# new sheet metal for a plow?



## jeepwannab

i bought a fisher v plow the other day, its off an 05 or 06 so it shouldnt be that old, only problem it was used by parks and recreation and the calcium cloride ate just about all the sheet metal off the blade, i dont know how they managed to push any snow with it, but whats the best way to fix it, i was thinking about getting some 1/8" sheet metal and cutting and welding over top of whats left? is this problem cheap/easy fix? does anyone know if fisher sells the sheet metal pre cut and bent to do this?


----------



## theplowmeister

Bad idea The space between the old mold board and the new one will hold water and rot out real fast. Best to cut out the old mold board and weld in the new one.


----------



## pralfa

*Plow Skin*

I have reskinned several meyer standard length plows and I used the local sheet metal shop. I believe it was 11 Gauge black steel. I had it rolled to the arc of the blade and it worked great. A good prep and paint and it will last a long time. A sheet metal shop could also roll the steel for a V style plow. Good Luck!


----------



## sjwrangler

Be sure to get the proper steel. I think plow skins are made of hard, (not mild) steel.
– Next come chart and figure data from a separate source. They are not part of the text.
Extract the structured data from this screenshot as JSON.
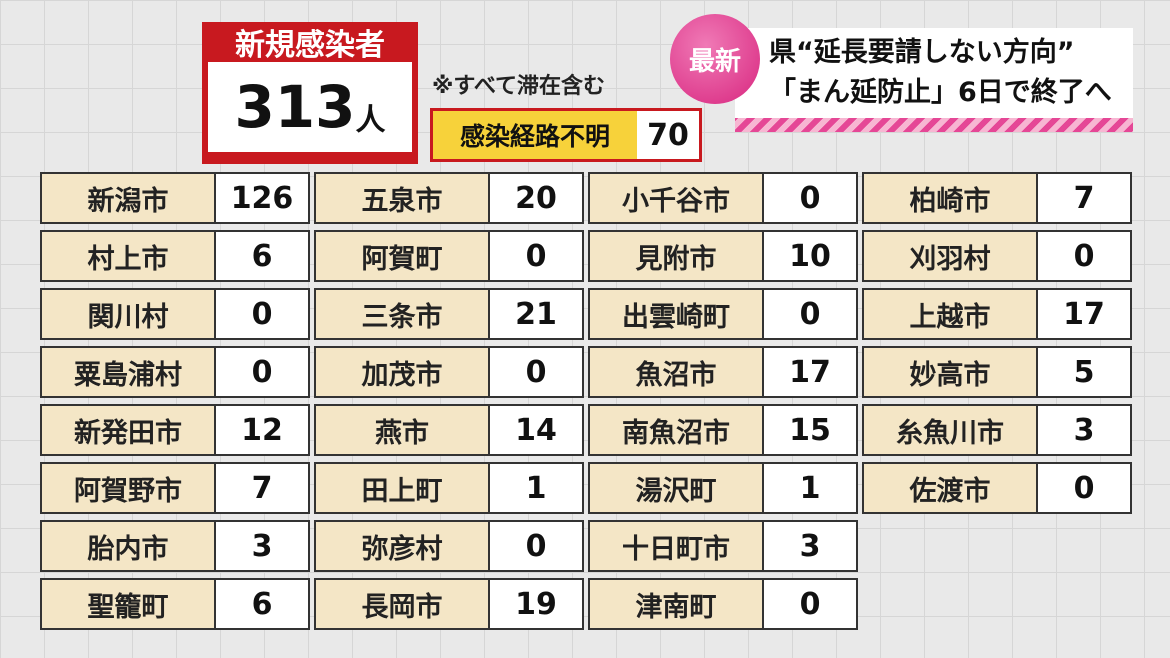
{
  "header": {
    "title": "新規感染者",
    "count": "313",
    "unit": "人",
    "note": "※すべて滞在含む",
    "unknown_label": "感染経路不明",
    "unknown_value": 70
  },
  "headline": {
    "badge": "最新",
    "lines": [
      "県“延長要請しない方向”",
      "「まん延防止」6日で終了へ"
    ]
  },
  "columns": [
    [
      {
        "name": "新潟市",
        "value": 126
      },
      {
        "name": "村上市",
        "value": 6
      },
      {
        "name": "関川村",
        "value": 0
      },
      {
        "name": "粟島浦村",
        "value": 0
      },
      {
        "name": "新発田市",
        "value": 12
      },
      {
        "name": "阿賀野市",
        "value": 7
      },
      {
        "name": "胎内市",
        "value": 3
      },
      {
        "name": "聖籠町",
        "value": 6
      }
    ],
    [
      {
        "name": "五泉市",
        "value": 20
      },
      {
        "name": "阿賀町",
        "value": 0
      },
      {
        "name": "三条市",
        "value": 21
      },
      {
        "name": "加茂市",
        "value": 0
      },
      {
        "name": "燕市",
        "value": 14
      },
      {
        "name": "田上町",
        "value": 1
      },
      {
        "name": "弥彦村",
        "value": 0
      },
      {
        "name": "長岡市",
        "value": 19
      }
    ],
    [
      {
        "name": "小千谷市",
        "value": 0
      },
      {
        "name": "見附市",
        "value": 10
      },
      {
        "name": "出雲崎町",
        "value": 0
      },
      {
        "name": "魚沼市",
        "value": 17
      },
      {
        "name": "南魚沼市",
        "value": 15
      },
      {
        "name": "湯沢町",
        "value": 1
      },
      {
        "name": "十日町市",
        "value": 3
      },
      {
        "name": "津南町",
        "value": 0
      }
    ],
    [
      {
        "name": "柏崎市",
        "value": 7
      },
      {
        "name": "刈羽村",
        "value": 0
      },
      {
        "name": "上越市",
        "value": 17
      },
      {
        "name": "妙高市",
        "value": 5
      },
      {
        "name": "糸魚川市",
        "value": 3
      },
      {
        "name": "佐渡市",
        "value": 0
      }
    ]
  ]
}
I had to drill through my Meyers plow to mount a snow deflector and had to borrow a carbide drill from a local machine shop to cut through it. The ribs are standard mild steel though.


----------



## josh9410

to do it right you should cut all the old steel out and have new rolled and welded into place...or if you want to go the cheap and easy route just get some thin poly and screw it to the whats left of the old moldboard


----------